Jayfeather padded across and found the elder crouching alone outside her den. “Where’s Purdy?” he asked.
“Hollyleaf took him for a walk in the forest,” Mousefur replied. “I didn’t want to go. My legs are aching too much.”
“We can sort that out,” Jayfeather assured her. “I’ll go and fetch you some daisy leaves.”
“I didn’t call you over for that,” Mousefur snapped at him. “It’s about Hollyleaf.”
Jayfeather stood frozen with shock as Mousefur described the scene that had taken place in camp that morning. “Then Brambleclaw told every cat that he’d seen what happened,” she meowed. “That Ashfur attacked Hollyleaf and then fell into the stream by accident. I was sitting right here and I heard everything.”
She paused and Jayfeather could feel her gaze burning into his pelt. His mind was whirling.
“You knew this all along, didn’t you?” the old cat asked shrewdly.
Jayfeather nodded.
“But you said nothing?”
“What was the point? Hollyleaf had gone, and the situation was more complicated than it looked because of Ashfur’s threats. He threatened me, too, you know.”
Mousefur sniffed. “So it suited you to have him dead.”
“It suited the whole Clan,” Jayfeather retorted, refusing to be disconcerted by the elder’s plain speaking. “Ashfur was determined to cause trouble for every cat.”
“I won’t say that no harm was done,” Mousefur grunted, “because harm has been done. To Ashfur, to Hollyleaf, to Brambleclaw, to you. And now the Clan has to carry on as normal, is that what you want?”
Jayfeather licked one paw and drew it over his ear, giving himself time to figure out a reply. “I think there are bigger things to worry about right now than the death of one cat many moons ago.”
Mousefur snorted, then lapsed into silence. Jayfeather was getting ready to leave when she spoke again. “Darkness is coming, isn’t it?”
Jayfeather felt every hair on his pelt begin to rise. “What do you know?” he asked hoarsely.
“I don’t know anything that could help us,” Mousefur admitted. Her voice was bleak. “But my dreams have been troubled for a long time.” She let out a weary sigh. “I never thought that I would live to see the end of the Clans.”
Jayfeather leaned close to her. “This will not be the end of the Clans,” he meowed. “As long as I have breath in my body, the Clans will be safe.”
He waited beside Mousefur until the old cat drifted into sleep, muttering and twitching.
Before he reached his den, Jayfeather heard the sounds of cats brushing through the thorn barrier, and he heard Purdy’s voice.
“There was this fox, see, took to wanderin’ through my Upwalker’s garden. Well, I wasn’t havin’ any of that, so what do you think I did?”
“I have no idea, Purdy,” Hollyleaf replied, sounding distracted. “Hey, watch out for that bramble!”
“I can see it,” Purdy muttered. “I’m not a young ’un like you, but I’ve got eyes. Anyway,” he went on, “I hid under this holly bush, see, right next to my Upwalker’s fence, an’—”
He broke off as Jayfeather approached. “Hollyleaf, I need to talk to you.”
“We were talkin’,” Purdy retorted with dignity, before Hollyleaf could reply. “Don’t they raise young cats with manners anymore?” He gave a disgusted sniff. “I’ll be in my den when you’ve finished, Hollyleaf, an’ I’ll tell you the rest of the story.”
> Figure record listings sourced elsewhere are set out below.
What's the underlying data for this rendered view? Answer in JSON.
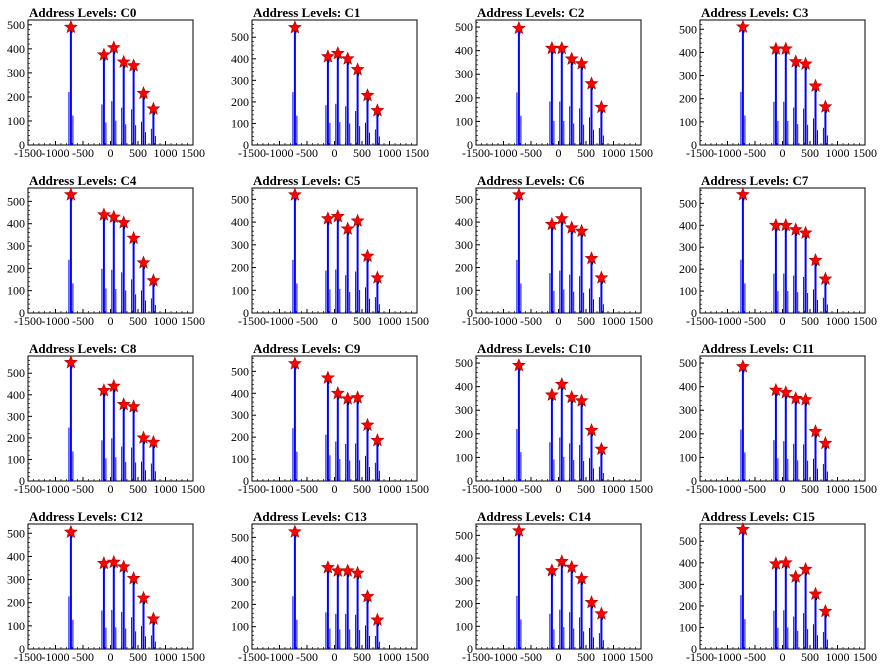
{
  "chart_data": [
    {
      "type": "histogram",
      "title": "Address Levels: C0",
      "xlim": [
        -1500,
        1500
      ],
      "ylim": [
        0,
        520
      ],
      "x_ticks": [
        "-1500",
        "-1000",
        "-500",
        "0",
        "500",
        "1000",
        "1500"
      ],
      "y_ticks": [
        "0",
        "100",
        "200",
        "300",
        "400",
        "500"
      ],
      "peaks": [
        {
          "x": -720,
          "y": 490
        },
        {
          "x": -120,
          "y": 375
        },
        {
          "x": 60,
          "y": 405
        },
        {
          "x": 240,
          "y": 345
        },
        {
          "x": 420,
          "y": 330
        },
        {
          "x": 600,
          "y": 215
        },
        {
          "x": 780,
          "y": 150
        }
      ]
    },
    {
      "type": "histogram",
      "title": "Address Levels: C1",
      "xlim": [
        -1500,
        1500
      ],
      "ylim": [
        0,
        580
      ],
      "x_ticks": [
        "-1500",
        "-1000",
        "-500",
        "0",
        "500",
        "1000",
        "1500"
      ],
      "y_ticks": [
        "0",
        "100",
        "200",
        "300",
        "400",
        "500"
      ],
      "peaks": [
        {
          "x": -720,
          "y": 545
        },
        {
          "x": -120,
          "y": 410
        },
        {
          "x": 60,
          "y": 425
        },
        {
          "x": 240,
          "y": 400
        },
        {
          "x": 420,
          "y": 350
        },
        {
          "x": 600,
          "y": 230
        },
        {
          "x": 780,
          "y": 160
        }
      ]
    },
    {
      "type": "histogram",
      "title": "Address Levels: C2",
      "xlim": [
        -1500,
        1500
      ],
      "ylim": [
        0,
        530
      ],
      "x_ticks": [
        "-1500",
        "-1000",
        "-500",
        "0",
        "500",
        "1000",
        "1500"
      ],
      "y_ticks": [
        "0",
        "100",
        "200",
        "300",
        "400",
        "500"
      ],
      "peaks": [
        {
          "x": -720,
          "y": 495
        },
        {
          "x": -120,
          "y": 410
        },
        {
          "x": 60,
          "y": 410
        },
        {
          "x": 240,
          "y": 365
        },
        {
          "x": 420,
          "y": 345
        },
        {
          "x": 600,
          "y": 260
        },
        {
          "x": 780,
          "y": 160
        }
      ]
    },
    {
      "type": "histogram",
      "title": "Address Levels: C3",
      "xlim": [
        -1500,
        1500
      ],
      "ylim": [
        0,
        540
      ],
      "x_ticks": [
        "-1500",
        "-1000",
        "-500",
        "0",
        "500",
        "1000",
        "1500"
      ],
      "y_ticks": [
        "0",
        "100",
        "200",
        "300",
        "400",
        "500"
      ],
      "peaks": [
        {
          "x": -720,
          "y": 510
        },
        {
          "x": -120,
          "y": 415
        },
        {
          "x": 60,
          "y": 415
        },
        {
          "x": 240,
          "y": 360
        },
        {
          "x": 420,
          "y": 350
        },
        {
          "x": 600,
          "y": 255
        },
        {
          "x": 780,
          "y": 165
        }
      ]
    },
    {
      "type": "histogram",
      "title": "Address Levels: C4",
      "xlim": [
        -1500,
        1500
      ],
      "ylim": [
        0,
        560
      ],
      "x_ticks": [
        "-1500",
        "-1000",
        "-500",
        "0",
        "500",
        "1000",
        "1500"
      ],
      "y_ticks": [
        "0",
        "100",
        "200",
        "300",
        "400",
        "500"
      ],
      "peaks": [
        {
          "x": -720,
          "y": 530
        },
        {
          "x": -120,
          "y": 440
        },
        {
          "x": 60,
          "y": 430
        },
        {
          "x": 240,
          "y": 405
        },
        {
          "x": 420,
          "y": 335
        },
        {
          "x": 600,
          "y": 225
        },
        {
          "x": 780,
          "y": 145
        }
      ]
    },
    {
      "type": "histogram",
      "title": "Address Levels: C5",
      "xlim": [
        -1500,
        1500
      ],
      "ylim": [
        0,
        550
      ],
      "x_ticks": [
        "-1500",
        "-1000",
        "-500",
        "0",
        "500",
        "1000",
        "1500"
      ],
      "y_ticks": [
        "0",
        "100",
        "200",
        "300",
        "400",
        "500"
      ],
      "peaks": [
        {
          "x": -720,
          "y": 520
        },
        {
          "x": -120,
          "y": 415
        },
        {
          "x": 60,
          "y": 425
        },
        {
          "x": 240,
          "y": 370
        },
        {
          "x": 420,
          "y": 405
        },
        {
          "x": 600,
          "y": 250
        },
        {
          "x": 780,
          "y": 155
        }
      ]
    },
    {
      "type": "histogram",
      "title": "Address Levels: C6",
      "xlim": [
        -1500,
        1500
      ],
      "ylim": [
        0,
        550
      ],
      "x_ticks": [
        "-1500",
        "-1000",
        "-500",
        "0",
        "500",
        "1000",
        "1500"
      ],
      "y_ticks": [
        "0",
        "100",
        "200",
        "300",
        "400",
        "500"
      ],
      "peaks": [
        {
          "x": -720,
          "y": 520
        },
        {
          "x": -120,
          "y": 390
        },
        {
          "x": 60,
          "y": 415
        },
        {
          "x": 240,
          "y": 375
        },
        {
          "x": 420,
          "y": 360
        },
        {
          "x": 600,
          "y": 240
        },
        {
          "x": 780,
          "y": 155
        }
      ]
    },
    {
      "type": "histogram",
      "title": "Address Levels: C7",
      "xlim": [
        -1500,
        1500
      ],
      "ylim": [
        0,
        570
      ],
      "x_ticks": [
        "-1500",
        "-1000",
        "-500",
        "0",
        "500",
        "1000",
        "1500"
      ],
      "y_ticks": [
        "0",
        "100",
        "200",
        "300",
        "400",
        "500"
      ],
      "peaks": [
        {
          "x": -720,
          "y": 540
        },
        {
          "x": -120,
          "y": 400
        },
        {
          "x": 60,
          "y": 400
        },
        {
          "x": 240,
          "y": 380
        },
        {
          "x": 420,
          "y": 365
        },
        {
          "x": 600,
          "y": 240
        },
        {
          "x": 780,
          "y": 155
        }
      ]
    },
    {
      "type": "histogram",
      "title": "Address Levels: C8",
      "xlim": [
        -1500,
        1500
      ],
      "ylim": [
        0,
        580
      ],
      "x_ticks": [
        "-1500",
        "-1000",
        "-500",
        "0",
        "500",
        "1000",
        "1500"
      ],
      "y_ticks": [
        "0",
        "100",
        "200",
        "300",
        "400",
        "500"
      ],
      "peaks": [
        {
          "x": -720,
          "y": 550
        },
        {
          "x": -120,
          "y": 420
        },
        {
          "x": 60,
          "y": 440
        },
        {
          "x": 240,
          "y": 355
        },
        {
          "x": 420,
          "y": 345
        },
        {
          "x": 600,
          "y": 200
        },
        {
          "x": 780,
          "y": 180
        }
      ]
    },
    {
      "type": "histogram",
      "title": "Address Levels: C9",
      "xlim": [
        -1500,
        1500
      ],
      "ylim": [
        0,
        570
      ],
      "x_ticks": [
        "-1500",
        "-1000",
        "-500",
        "0",
        "500",
        "1000",
        "1500"
      ],
      "y_ticks": [
        "0",
        "100",
        "200",
        "300",
        "400",
        "500"
      ],
      "peaks": [
        {
          "x": -720,
          "y": 535
        },
        {
          "x": -120,
          "y": 470
        },
        {
          "x": 60,
          "y": 400
        },
        {
          "x": 240,
          "y": 375
        },
        {
          "x": 420,
          "y": 380
        },
        {
          "x": 600,
          "y": 255
        },
        {
          "x": 780,
          "y": 185
        }
      ]
    },
    {
      "type": "histogram",
      "title": "Address Levels: C10",
      "xlim": [
        -1500,
        1500
      ],
      "ylim": [
        0,
        530
      ],
      "x_ticks": [
        "-1500",
        "-1000",
        "-500",
        "0",
        "500",
        "1000",
        "1500"
      ],
      "y_ticks": [
        "0",
        "100",
        "200",
        "300",
        "400",
        "500"
      ],
      "peaks": [
        {
          "x": -720,
          "y": 490
        },
        {
          "x": -120,
          "y": 365
        },
        {
          "x": 60,
          "y": 410
        },
        {
          "x": 240,
          "y": 355
        },
        {
          "x": 420,
          "y": 340
        },
        {
          "x": 600,
          "y": 215
        },
        {
          "x": 780,
          "y": 135
        }
      ]
    },
    {
      "type": "histogram",
      "title": "Address Levels: C11",
      "xlim": [
        -1500,
        1500
      ],
      "ylim": [
        0,
        530
      ],
      "x_ticks": [
        "-1500",
        "-1000",
        "-500",
        "0",
        "500",
        "1000",
        "1500"
      ],
      "y_ticks": [
        "0",
        "100",
        "200",
        "300",
        "400",
        "500"
      ],
      "peaks": [
        {
          "x": -720,
          "y": 485
        },
        {
          "x": -120,
          "y": 385
        },
        {
          "x": 60,
          "y": 375
        },
        {
          "x": 240,
          "y": 350
        },
        {
          "x": 420,
          "y": 345
        },
        {
          "x": 600,
          "y": 210
        },
        {
          "x": 780,
          "y": 160
        }
      ]
    },
    {
      "type": "histogram",
      "title": "Address Levels: C12",
      "xlim": [
        -1500,
        1500
      ],
      "ylim": [
        0,
        540
      ],
      "x_ticks": [
        "-1500",
        "-1000",
        "-500",
        "0",
        "500",
        "1000",
        "1500"
      ],
      "y_ticks": [
        "0",
        "100",
        "200",
        "300",
        "400",
        "500"
      ],
      "peaks": [
        {
          "x": -720,
          "y": 505
        },
        {
          "x": -120,
          "y": 370
        },
        {
          "x": 60,
          "y": 375
        },
        {
          "x": 240,
          "y": 355
        },
        {
          "x": 420,
          "y": 305
        },
        {
          "x": 600,
          "y": 220
        },
        {
          "x": 780,
          "y": 130
        }
      ]
    },
    {
      "type": "histogram",
      "title": "Address Levels: C13",
      "xlim": [
        -1500,
        1500
      ],
      "ylim": [
        0,
        560
      ],
      "x_ticks": [
        "-1500",
        "-1000",
        "-500",
        "0",
        "500",
        "1000",
        "1500"
      ],
      "y_ticks": [
        "0",
        "100",
        "200",
        "300",
        "400",
        "500"
      ],
      "peaks": [
        {
          "x": -720,
          "y": 525
        },
        {
          "x": -120,
          "y": 365
        },
        {
          "x": 60,
          "y": 350
        },
        {
          "x": 240,
          "y": 350
        },
        {
          "x": 420,
          "y": 340
        },
        {
          "x": 600,
          "y": 235
        },
        {
          "x": 780,
          "y": 130
        }
      ]
    },
    {
      "type": "histogram",
      "title": "Address Levels: C14",
      "xlim": [
        -1500,
        1500
      ],
      "ylim": [
        0,
        550
      ],
      "x_ticks": [
        "-1500",
        "-1000",
        "-500",
        "0",
        "500",
        "1000",
        "1500"
      ],
      "y_ticks": [
        "0",
        "100",
        "200",
        "300",
        "400",
        "500"
      ],
      "peaks": [
        {
          "x": -720,
          "y": 520
        },
        {
          "x": -120,
          "y": 345
        },
        {
          "x": 60,
          "y": 385
        },
        {
          "x": 240,
          "y": 360
        },
        {
          "x": 420,
          "y": 310
        },
        {
          "x": 600,
          "y": 205
        },
        {
          "x": 780,
          "y": 155
        }
      ]
    },
    {
      "type": "histogram",
      "title": "Address Levels: C15",
      "xlim": [
        -1500,
        1500
      ],
      "ylim": [
        0,
        580
      ],
      "x_ticks": [
        "-1500",
        "-1000",
        "-500",
        "0",
        "500",
        "1000",
        "1500"
      ],
      "y_ticks": [
        "0",
        "100",
        "200",
        "300",
        "400",
        "500"
      ],
      "peaks": [
        {
          "x": -720,
          "y": 555
        },
        {
          "x": -120,
          "y": 395
        },
        {
          "x": 60,
          "y": 400
        },
        {
          "x": 240,
          "y": 335
        },
        {
          "x": 420,
          "y": 370
        },
        {
          "x": 600,
          "y": 255
        },
        {
          "x": 780,
          "y": 175
        }
      ]
    }
  ],
  "colors": {
    "bars": "#0000ff",
    "markers": "#ff0000",
    "axis": "#000000"
  }
}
Jayfeather heard him stalking away. “Come over here,” he meowed to Hollyleaf. With his sister following him, he padded over to the bottom of the cliff and sat in a sheltered spot underneath an elder bush.
“You know, don’t you?” Hollyleaf guessed as she settled down beside him. “What happened this morning?”
“Mousefur told me,” Jayfeather replied. He hesitated for a moment and then went on, “Hollyleaf, do you understand what Brambleclaw has done for you?”
Jayfeather knew what it must have cost the Clan deputy to speak out as he had. It was hard for him to appreciate what it meant, how much Brambleclaw—and Squirrelflight, too, he admitted to himself—had loved him and his littermates.
“They all know now,” Hollyleaf murmured, her voice stricken. “They know I killed a cat.”